De ingewikkelde relatie tussen angst, nabijheid en racisme is een belangrijk thema in de roman The Waterdancer van de Amerikaanse journalist en publicist Ta-nehisi Coates. Coates werd in 2015 bekend met een publieke brief aan zijn zoon waarin hij hem voorbereidt op de pijnlijke ervaringen die hij als AfroAmerikaan zal opdoen met racisme in het onderwijs, het rechtssysteem, de media en de politiek. Hij schetst een werkelijkheid die de meeste witte Amerikanen niet kennen.

In The Waterdancer (2019), zijn eerste roman, laat hij zien hoe de angst waarover LeBron James sprak, terugreikt tot in de dagen van slavernij. Het verhaal gaat over de bevrijdende kracht van herinnering, op een tegelijkertijd plastische en mysterieuze manier, die ik hier niet zal verraden. Wat u wel moet weten:

De jonge slaaf Hirem Walker ontvlucht de plantage waar hij opgroeide zonder moeder. Toen hij nog een klein jongetje was werd zij verkocht door de plantagehouder, die ook Hirems vader is. Het boek verhaalt van zijn worsteling met het verleden, met de gevolgen van het uit elkaar rukken van geliefden, van moeders, vaders en kinderen op de plantages. Hij leert de verwoestende kracht hiervan in zijn eigen leven en in de levens van wie hij houdt te onderkennen. De vernietiging van nabijheid: dat is het gezicht van slavernij dat Coates in zijn boek toont. Tenslotte lukt Hirem de sprong in een bevrijd leven doordat hij de angst voor zijn herinneringen overwint.

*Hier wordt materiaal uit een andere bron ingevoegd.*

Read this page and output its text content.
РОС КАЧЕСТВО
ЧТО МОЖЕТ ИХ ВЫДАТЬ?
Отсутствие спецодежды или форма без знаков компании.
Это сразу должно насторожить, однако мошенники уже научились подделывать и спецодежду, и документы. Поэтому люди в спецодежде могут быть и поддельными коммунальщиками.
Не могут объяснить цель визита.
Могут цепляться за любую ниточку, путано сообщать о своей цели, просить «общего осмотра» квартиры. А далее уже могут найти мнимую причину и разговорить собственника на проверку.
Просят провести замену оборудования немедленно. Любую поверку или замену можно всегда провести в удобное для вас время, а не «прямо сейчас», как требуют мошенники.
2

“The jump is done by the power of the story”, zegt zijn leermeesteres, “It pulls from our particular histories, from all of our loves and all of our losses.” Wanneer je je eigen verzwegen en verdrongen verhalen toelaat, komt een geweldige levensbrengende kracht vrij. The Waterdancer gaat over de zwarte moed jezelf te zijn. Wat zegt dit over mij als witte lezer?

Zolang ik lees, identificeer ik me met Hirem, maar zodra ik het boek dichtsla, realiseer ik me dat dat niet zomaar kan: dit is niet mijn geschiedenis, maar die van hen die mijn voorouders tot slaaf maakten. Als ik mij het verhaal toe-eigen, vernietig ik de kracht ervan. Maar als ik er afstand van houd alsof het mij niet aangaat, versper ik de weg naar nabijheid. Als ik de bevrijdende kracht van het verhaal wil ervaren, moet ik zelf de sprong in mijn eigen geschiedenis wagen.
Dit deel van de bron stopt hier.